It's hard to argue with a large sample and uniform testing.
My only experience with Bula Barrels is looking at others'. I wanted a UHBAR, but at the time of the decision, Bula wasn't producing them (and so far as I know still isn't), so between TonyBen's recommended options, I leaned on the Krieger, and that's where that's going, and so be it!
As far as looking at other's experiences, those who witnessed bad samples, at least of those I've read, were in the very beginning, and had to do with cutting of the chamber. It also coincided with James River Armory building a lot of them, and for too cheap to probably be sustainable. The picture that paints for me, which can fit into your experience, is that the great majority of reported issues could have been related to not the manufacturing of the barrels themselves, but in hasty assembly, rushed finish reaming to set headspace, and a lack of QC, largely on the part of James River Armory, who was getting a complete M14 type rifle out the door, built with largely forged parts, for close to if not the cost of what Fulton Armory sells a partial USGI parts kit (not on sale) that doesn't even include the stock, barrel, or receiver. Clearly, a nice idea that was fundamentally impossible to execute well.
There very well could have been initial manufacturing issues regarding the barrel itself, which is somewhat to be expected in that there is a learning curve in all things, but I haven't heard anything related to that significantly after the beginning of production, and that you've bought a fair number of them, over a long period, and have wrung them out... I think that means a lot. Plus, I've not heard a single story of Bula refusing to fix something that had a verified performance problem, which speaks to something the buyer of any product should do, test drive the heck out of it. If you want to know how well it shoots, or more importantly, how well it shoots for you, go shoot it.

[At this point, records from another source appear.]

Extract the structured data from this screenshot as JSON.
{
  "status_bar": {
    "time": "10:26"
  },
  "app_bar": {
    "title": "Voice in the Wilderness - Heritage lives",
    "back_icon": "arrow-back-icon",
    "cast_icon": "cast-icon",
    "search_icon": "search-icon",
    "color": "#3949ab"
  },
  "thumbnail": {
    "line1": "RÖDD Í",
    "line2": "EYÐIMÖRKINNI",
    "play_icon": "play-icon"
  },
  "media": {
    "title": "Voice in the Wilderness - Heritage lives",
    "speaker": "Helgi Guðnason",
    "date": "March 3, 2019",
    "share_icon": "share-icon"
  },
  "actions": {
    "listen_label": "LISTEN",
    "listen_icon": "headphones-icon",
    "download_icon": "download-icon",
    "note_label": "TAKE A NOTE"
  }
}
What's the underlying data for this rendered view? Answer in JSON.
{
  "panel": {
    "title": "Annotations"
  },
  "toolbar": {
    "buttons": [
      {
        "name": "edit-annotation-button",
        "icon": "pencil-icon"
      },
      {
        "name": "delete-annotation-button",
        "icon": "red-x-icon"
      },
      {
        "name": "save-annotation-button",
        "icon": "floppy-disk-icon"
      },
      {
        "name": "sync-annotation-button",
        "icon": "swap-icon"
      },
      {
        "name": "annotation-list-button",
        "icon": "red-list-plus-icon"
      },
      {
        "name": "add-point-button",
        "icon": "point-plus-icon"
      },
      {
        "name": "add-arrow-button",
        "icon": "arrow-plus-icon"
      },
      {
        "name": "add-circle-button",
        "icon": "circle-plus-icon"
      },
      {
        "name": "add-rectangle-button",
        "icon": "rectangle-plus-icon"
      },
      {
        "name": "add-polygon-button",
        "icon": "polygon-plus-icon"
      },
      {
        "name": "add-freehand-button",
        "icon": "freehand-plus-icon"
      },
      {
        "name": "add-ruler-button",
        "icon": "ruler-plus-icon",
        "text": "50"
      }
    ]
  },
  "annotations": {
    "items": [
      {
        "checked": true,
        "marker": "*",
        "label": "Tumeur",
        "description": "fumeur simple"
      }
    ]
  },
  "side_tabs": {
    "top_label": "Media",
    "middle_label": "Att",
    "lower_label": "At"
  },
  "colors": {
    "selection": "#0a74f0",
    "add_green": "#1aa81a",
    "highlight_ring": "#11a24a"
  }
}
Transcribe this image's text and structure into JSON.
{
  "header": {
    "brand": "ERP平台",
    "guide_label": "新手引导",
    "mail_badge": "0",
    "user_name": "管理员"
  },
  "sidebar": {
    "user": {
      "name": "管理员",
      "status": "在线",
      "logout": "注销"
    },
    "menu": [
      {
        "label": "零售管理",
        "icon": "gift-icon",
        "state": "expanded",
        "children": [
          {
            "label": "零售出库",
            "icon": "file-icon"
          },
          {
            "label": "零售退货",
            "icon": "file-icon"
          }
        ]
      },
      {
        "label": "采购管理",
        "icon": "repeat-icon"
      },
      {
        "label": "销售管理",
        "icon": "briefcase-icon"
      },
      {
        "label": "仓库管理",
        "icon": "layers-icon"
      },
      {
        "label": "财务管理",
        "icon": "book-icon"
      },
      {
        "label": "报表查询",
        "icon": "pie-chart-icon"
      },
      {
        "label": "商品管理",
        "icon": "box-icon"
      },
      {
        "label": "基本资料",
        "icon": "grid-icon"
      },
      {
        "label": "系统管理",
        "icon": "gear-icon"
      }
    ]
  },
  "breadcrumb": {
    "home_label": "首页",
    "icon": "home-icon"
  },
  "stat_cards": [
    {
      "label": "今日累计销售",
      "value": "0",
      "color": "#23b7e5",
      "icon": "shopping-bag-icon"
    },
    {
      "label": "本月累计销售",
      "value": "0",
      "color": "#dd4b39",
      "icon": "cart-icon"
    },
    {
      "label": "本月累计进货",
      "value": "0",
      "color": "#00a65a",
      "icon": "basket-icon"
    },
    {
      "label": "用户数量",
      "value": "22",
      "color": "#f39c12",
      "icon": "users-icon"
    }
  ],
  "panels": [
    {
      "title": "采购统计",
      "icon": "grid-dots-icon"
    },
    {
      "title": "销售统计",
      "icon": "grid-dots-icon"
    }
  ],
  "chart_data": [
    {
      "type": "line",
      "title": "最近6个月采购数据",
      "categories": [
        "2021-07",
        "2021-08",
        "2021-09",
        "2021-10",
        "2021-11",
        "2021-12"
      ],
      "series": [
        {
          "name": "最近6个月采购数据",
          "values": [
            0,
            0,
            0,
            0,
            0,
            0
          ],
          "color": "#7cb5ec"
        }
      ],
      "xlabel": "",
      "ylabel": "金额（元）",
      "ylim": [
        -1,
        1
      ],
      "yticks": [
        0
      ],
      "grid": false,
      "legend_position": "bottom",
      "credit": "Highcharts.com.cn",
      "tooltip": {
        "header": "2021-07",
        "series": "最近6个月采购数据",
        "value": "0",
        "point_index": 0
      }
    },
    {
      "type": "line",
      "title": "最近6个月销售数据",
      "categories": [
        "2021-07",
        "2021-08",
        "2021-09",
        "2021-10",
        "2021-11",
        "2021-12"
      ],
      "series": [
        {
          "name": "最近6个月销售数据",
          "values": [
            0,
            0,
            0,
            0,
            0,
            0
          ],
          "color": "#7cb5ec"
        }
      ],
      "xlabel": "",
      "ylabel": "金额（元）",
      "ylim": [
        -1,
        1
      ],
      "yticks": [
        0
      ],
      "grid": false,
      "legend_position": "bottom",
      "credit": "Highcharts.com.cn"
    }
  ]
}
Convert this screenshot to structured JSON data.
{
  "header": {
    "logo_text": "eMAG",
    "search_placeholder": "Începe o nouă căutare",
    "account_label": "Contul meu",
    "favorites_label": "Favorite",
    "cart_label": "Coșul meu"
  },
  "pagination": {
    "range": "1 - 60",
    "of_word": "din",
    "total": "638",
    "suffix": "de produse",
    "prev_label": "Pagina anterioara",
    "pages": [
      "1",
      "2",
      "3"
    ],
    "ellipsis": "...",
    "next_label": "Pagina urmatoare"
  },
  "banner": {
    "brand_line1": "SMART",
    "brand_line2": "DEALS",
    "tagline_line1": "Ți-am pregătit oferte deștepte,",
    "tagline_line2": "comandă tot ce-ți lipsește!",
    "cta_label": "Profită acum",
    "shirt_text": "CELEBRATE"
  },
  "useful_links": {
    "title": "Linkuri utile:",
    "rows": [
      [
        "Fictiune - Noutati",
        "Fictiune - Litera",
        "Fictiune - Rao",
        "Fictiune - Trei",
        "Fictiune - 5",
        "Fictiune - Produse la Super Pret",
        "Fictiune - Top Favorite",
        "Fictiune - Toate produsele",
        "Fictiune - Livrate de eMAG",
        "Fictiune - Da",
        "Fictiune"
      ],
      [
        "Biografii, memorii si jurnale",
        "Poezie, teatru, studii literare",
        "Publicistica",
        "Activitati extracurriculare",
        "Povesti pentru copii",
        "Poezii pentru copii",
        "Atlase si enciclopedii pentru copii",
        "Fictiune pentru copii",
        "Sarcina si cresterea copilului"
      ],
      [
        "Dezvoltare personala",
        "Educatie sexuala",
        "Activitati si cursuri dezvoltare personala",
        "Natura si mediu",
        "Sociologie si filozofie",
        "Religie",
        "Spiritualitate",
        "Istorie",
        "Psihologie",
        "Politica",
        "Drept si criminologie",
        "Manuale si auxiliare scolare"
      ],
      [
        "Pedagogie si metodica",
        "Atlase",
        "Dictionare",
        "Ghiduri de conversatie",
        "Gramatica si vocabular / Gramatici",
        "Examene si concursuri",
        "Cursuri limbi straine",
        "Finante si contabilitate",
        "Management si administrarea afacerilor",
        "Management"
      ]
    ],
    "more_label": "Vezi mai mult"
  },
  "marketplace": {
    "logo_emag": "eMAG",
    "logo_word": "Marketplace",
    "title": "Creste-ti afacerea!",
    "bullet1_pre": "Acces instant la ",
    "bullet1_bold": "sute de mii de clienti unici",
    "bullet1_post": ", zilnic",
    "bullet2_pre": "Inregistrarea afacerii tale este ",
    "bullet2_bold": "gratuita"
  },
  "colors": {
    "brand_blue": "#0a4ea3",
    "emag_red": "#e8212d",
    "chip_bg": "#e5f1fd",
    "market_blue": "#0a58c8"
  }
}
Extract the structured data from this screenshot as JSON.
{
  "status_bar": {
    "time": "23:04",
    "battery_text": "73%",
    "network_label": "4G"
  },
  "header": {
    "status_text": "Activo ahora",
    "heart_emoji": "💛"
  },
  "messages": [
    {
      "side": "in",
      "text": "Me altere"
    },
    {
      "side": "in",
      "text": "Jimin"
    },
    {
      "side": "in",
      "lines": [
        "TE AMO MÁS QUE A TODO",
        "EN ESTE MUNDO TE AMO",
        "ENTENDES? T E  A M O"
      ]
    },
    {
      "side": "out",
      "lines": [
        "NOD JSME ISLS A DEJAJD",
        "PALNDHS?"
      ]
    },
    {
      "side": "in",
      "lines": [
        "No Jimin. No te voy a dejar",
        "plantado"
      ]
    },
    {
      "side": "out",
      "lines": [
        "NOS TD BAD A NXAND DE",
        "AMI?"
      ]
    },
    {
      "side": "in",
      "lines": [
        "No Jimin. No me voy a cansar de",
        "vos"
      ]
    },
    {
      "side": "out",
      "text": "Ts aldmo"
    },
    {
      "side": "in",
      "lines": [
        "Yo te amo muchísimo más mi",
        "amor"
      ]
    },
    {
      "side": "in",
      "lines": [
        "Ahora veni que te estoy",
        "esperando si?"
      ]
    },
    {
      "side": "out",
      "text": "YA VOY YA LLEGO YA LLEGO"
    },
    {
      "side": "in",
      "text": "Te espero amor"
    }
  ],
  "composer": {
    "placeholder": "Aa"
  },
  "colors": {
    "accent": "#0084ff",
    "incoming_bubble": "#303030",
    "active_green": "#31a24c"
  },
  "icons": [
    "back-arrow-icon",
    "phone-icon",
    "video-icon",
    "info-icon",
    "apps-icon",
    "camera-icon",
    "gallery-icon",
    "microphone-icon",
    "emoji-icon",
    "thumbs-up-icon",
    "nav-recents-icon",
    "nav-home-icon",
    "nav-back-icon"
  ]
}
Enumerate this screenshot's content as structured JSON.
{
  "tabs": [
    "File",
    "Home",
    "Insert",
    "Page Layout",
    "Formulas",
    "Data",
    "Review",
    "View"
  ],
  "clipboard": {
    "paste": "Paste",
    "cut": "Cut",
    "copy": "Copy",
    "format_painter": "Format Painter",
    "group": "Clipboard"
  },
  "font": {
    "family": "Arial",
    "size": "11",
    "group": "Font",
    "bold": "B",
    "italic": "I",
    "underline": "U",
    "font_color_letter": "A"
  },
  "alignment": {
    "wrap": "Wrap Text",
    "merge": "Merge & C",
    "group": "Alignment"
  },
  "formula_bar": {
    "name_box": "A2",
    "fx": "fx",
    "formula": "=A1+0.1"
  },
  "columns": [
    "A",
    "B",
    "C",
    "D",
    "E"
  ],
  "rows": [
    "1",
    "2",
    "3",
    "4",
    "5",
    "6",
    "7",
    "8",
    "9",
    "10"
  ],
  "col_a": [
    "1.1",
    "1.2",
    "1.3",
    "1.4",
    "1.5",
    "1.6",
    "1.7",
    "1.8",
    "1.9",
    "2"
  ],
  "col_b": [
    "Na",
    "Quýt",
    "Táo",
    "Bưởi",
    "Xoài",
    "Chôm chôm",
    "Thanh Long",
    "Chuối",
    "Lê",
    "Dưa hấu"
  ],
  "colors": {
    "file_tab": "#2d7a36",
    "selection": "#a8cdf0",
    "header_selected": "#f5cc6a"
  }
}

If you're buying it for what it's supposed to be able to do based on what other similar rifles have done for somebody else, or reputation, will shoot some groups until you get a good one, remember that group as 'how it shoots', and then throw it in a safe for eternity, that's fine too, and I honestly think there's absolutely nothing wrong with that, but it's also a different set of criteria.
If we
actually want to know how anything performs, especially
for us individually the
only valid way of knowing is to bite on something, put the time in, and see how it goes, and understand that there is always the risk of making the wrong decision, or just getting a random variation of unknowns that for reasons of Lazerus 2000's 'M14 Voodoo' make one rifle work better than another. If you get the 'another less betta', you can futz around with it until it's doing what you want, send it to somebody else with perhaps more expertise to futz, or just punt, sell it or part it out, and buy another rifle, either the same combination, or a different one, and repeat until you get what you want.
Maybe that's not an attractive combination, in which case maybe paying more to somebody to build it who will give you an accuracy guarantee, and will put in the time to test and adjust it and do the futzing on the front end, becomes a lot more attractive.
Of course, part of the equation is the shooter, and in that case, you're stuck with what you've got, for better or worse.